The Feet as a Door to the Here and Now – and How to Open It
- Enrico Fonte

- 1 day ago
- 3 min read

In many psychological states, we lose touch with the present moment. Thoughts spiral around the past – often accompanied by guilt or sadness – or leap into the future, fueled by worry, expectation, or fear.
The body becomes secondary, while attention concentrates in the head. The extremities, especially the feet, often go unnoticed. A state of inner disembodiment emerges – a feeling of being disconnected from oneself.
Feet and grounding in body psychotherapy
To better understand this body-mind split, it helps to refer to foundational models in body psychotherapy, such as Alexander Lowen’s concept of grounding and the ego functions of the Bodynamic system developed by Lisbeth Marcher. These approaches clearly show that grounding is not just a metaphor but a concrete, embodied experience that can be felt and cultivated—especially through the feet.
Grounding as a tangible experience
Grounding offers an immediate, tangible path back to the here and now. Not through mental analysis, but through physical sensation: the pressure of the floor beneath you, the weight on your heels, the movement of your toes.
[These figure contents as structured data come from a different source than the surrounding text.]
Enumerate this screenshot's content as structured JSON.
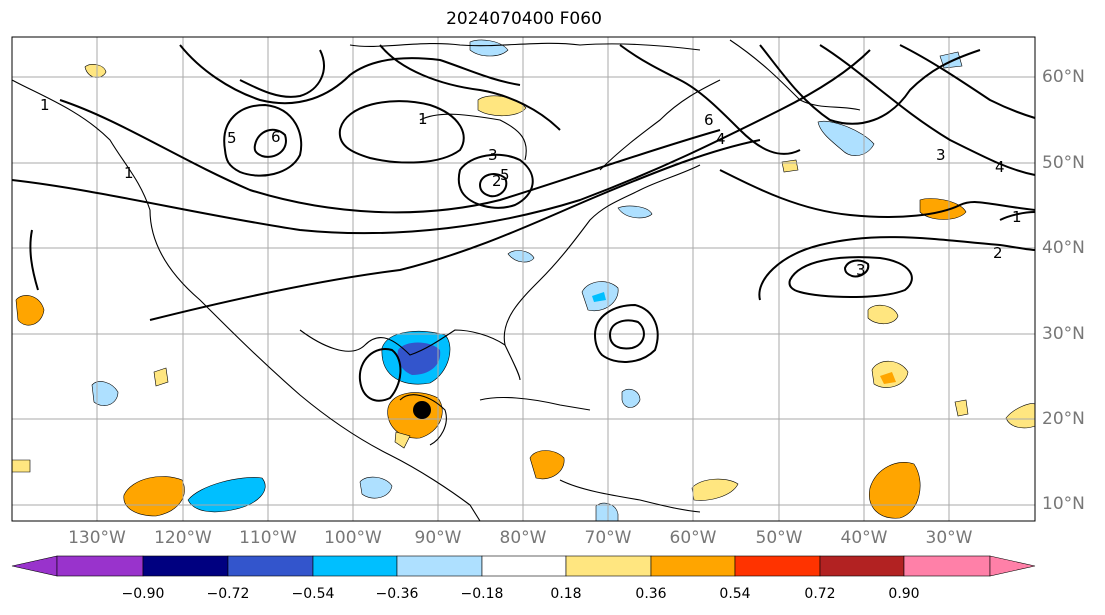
{
  "title": "2024070400 F060",
  "map": {
    "lat_labels": [
      "60°N",
      "50°N",
      "40°N",
      "30°N",
      "20°N",
      "10°N"
    ],
    "lon_labels": [
      "130°W",
      "120°W",
      "110°W",
      "100°W",
      "90°W",
      "80°W",
      "70°W",
      "60°W",
      "50°W",
      "40°W",
      "30°W"
    ],
    "contour_labels": [
      "1",
      "1",
      "2",
      "3",
      "3",
      "4",
      "4",
      "5",
      "5",
      "6",
      "6",
      "1",
      "2",
      "3",
      "1"
    ],
    "storm_marker": {
      "lat": 21,
      "lon": "91W"
    }
  },
  "colorbar": {
    "ticks": [
      "−0.90",
      "−0.72",
      "−0.54",
      "−0.36",
      "−0.18",
      "0.18",
      "0.36",
      "0.54",
      "0.72",
      "0.90"
    ],
    "colors": [
      "#9933cc",
      "#000080",
      "#3355cc",
      "#00bfff",
      "#aee0ff",
      "#ffffff",
      "#ffe680",
      "#ffa500",
      "#ff3300",
      "#b22222",
      "#ff80a8"
    ]
  }
}
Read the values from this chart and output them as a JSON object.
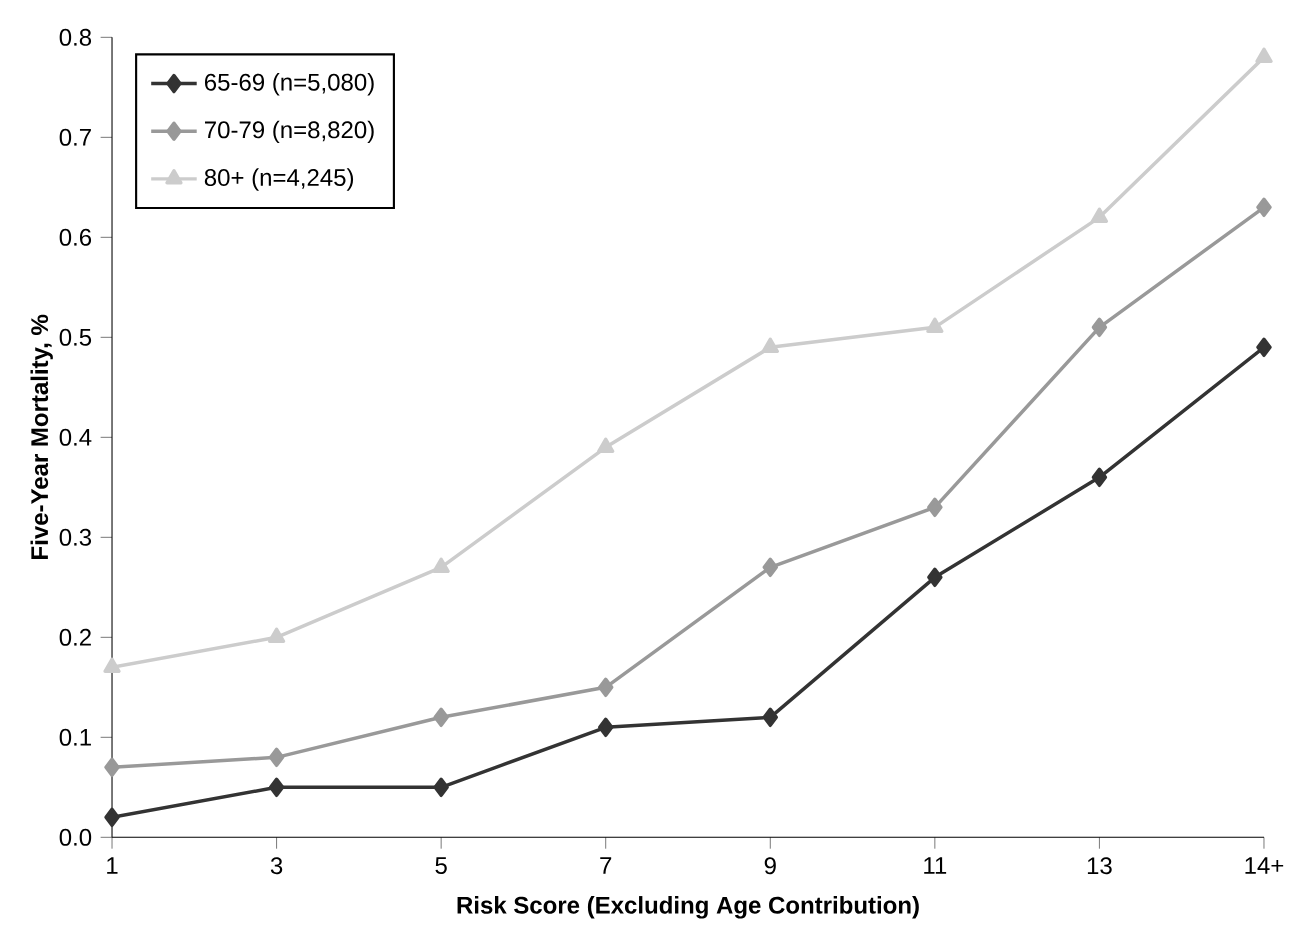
{
  "chart_data": {
    "type": "line",
    "xlabel": "Risk Score (Excluding Age Contribution)",
    "ylabel": "Five-Year Mortality, %",
    "categories": [
      "1",
      "3",
      "5",
      "7",
      "9",
      "11",
      "13",
      "14+"
    ],
    "ylim": [
      0,
      0.8
    ],
    "yticks": [
      {
        "value": 0,
        "label": "0.0"
      },
      {
        "value": 0.1,
        "label": "0.1"
      },
      {
        "value": 0.2,
        "label": "0.2"
      },
      {
        "value": 0.3,
        "label": "0.3"
      },
      {
        "value": 0.4,
        "label": "0.4"
      },
      {
        "value": 0.5,
        "label": "0.5"
      },
      {
        "value": 0.6,
        "label": "0.6"
      },
      {
        "value": 0.7,
        "label": "0.7"
      },
      {
        "value": 0.8,
        "label": "0.8"
      }
    ],
    "legend": "top left",
    "grid": false,
    "line_style": "solid",
    "series": [
      {
        "name": "65-69 (n=5,080)",
        "color": "#333333",
        "marker": "diamond",
        "values": [
          0.02,
          0.05,
          0.05,
          0.11,
          0.12,
          0.26,
          0.36,
          0.49
        ]
      },
      {
        "name": "70-79 (n=8,820)",
        "color": "#999999",
        "marker": "diamond",
        "values": [
          0.07,
          0.08,
          0.12,
          0.15,
          0.27,
          0.33,
          0.51,
          0.63
        ]
      },
      {
        "name": "80+ (n=4,245)",
        "color": "#cccccc",
        "marker": "triangle",
        "values": [
          0.17,
          0.2,
          0.27,
          0.39,
          0.49,
          0.51,
          0.62,
          0.78
        ]
      }
    ]
  }
}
When you reestablish contact with your feet, the stream of thoughts can quiet down, orientation returns, and emotional safety becomes accessible. The questions that arise are no longer theoretical, but grounded in the body: Where am I right now? What is supporting me? What is real?
In Bodymind Therapy, the feet are intentionally used as a therapeutic key for reconnecting with oneself. They play a vital role in developing and restoring stability, autonomy, direction, protection, support, and a sense of reality—all core ego functions expressed and shaped through the body.
Foot awareness supports grounding
Grounding and reality testing are not just cognitive functions—they begin with contact to the earth. The feet send continuous feedback about weight, posture, and orientation. To stand is to feel oneself. To walk is to enter action. To balance is to be present. These physical experiences help restore psychological grounding as well.
Autonomy and direction are expressed in movement. The feet are how we make choices—stepping forward, staying still, turning away. Walking becomes a symbolic act: I choose my direction. These movement patterns create internal space and foster a sense of agency and self-determination.
Protection and boundaries are also experienced through the feet. Movements like stomping, pushing off, or kicking are archetypal expressions for creating space and asserting limits. In somatic therapy, these impulses are consciously reawakened and integrated to release suppressed energy and cultivate a new quality of embodied self-protection.
Another key area is support and trust. Feeling the ground beneath you builds trust—not only in your body but in life. Many people who lacked secure "support from below" during early development show instability in posture or low muscle tone in the feet as adults. Through focused activation and sensory awareness, these foundational experiences can be reawakened and integrated.
Feet in motion: protection, trust, and choice
Psychological research confirms the importance of foot awareness for emotional well-being. A study from the University of Oxford (Barrett et al., 2010) found that individuals who walked barefoot or consciously focused on the soles of their feet during stress showed significantly lower cortisol levels and a stronger sense of clarity and grounding.
From a developmental perspective, the feet are equally essential. Early motor patterns like kicking, pushing off, or taking first steps are deeply tied to ego boundary formation and spatial orientation. According to Trevarthen and Aitken (2001), these early embodied experiences lay the foundation for later self-awareness and interpersonal differentiation.
This is why Bodymind Therapy incorporates and teaches techniques such as foot reflexology and somatic grounding exercises—like toe flexing, rhythmic heel stomping, or mindful barefoot walking on different surfaces. These methods improve circulation, stimulate the autonomic nervous system, and enhance perception of physical boundaries and personal space. As the feet become warm, alive, and responsive, emotional regulation often follows.
When the feet become perceptible again, a door opens—into the body, into self-regulation, into presence. The feet are more than tools for movement—they are a gateway to inner orientation, action, and safety. Not something to think about, but something to feel.
References:
Barrett, L.F., Lindquist, K.A., & Gendron, M. (2010). Grounding the body: Cortical and affective responses to bodily contact. Social Cognitive and Affective Neuroscience, 5(4), 425–433.
Trevarthen, C., & Aitken, K.J. (2001). Infant intersubjectivity: Research, theory, and clinical applications. Journal of Child Psychology and Psychiatry, 42(1), 3–48.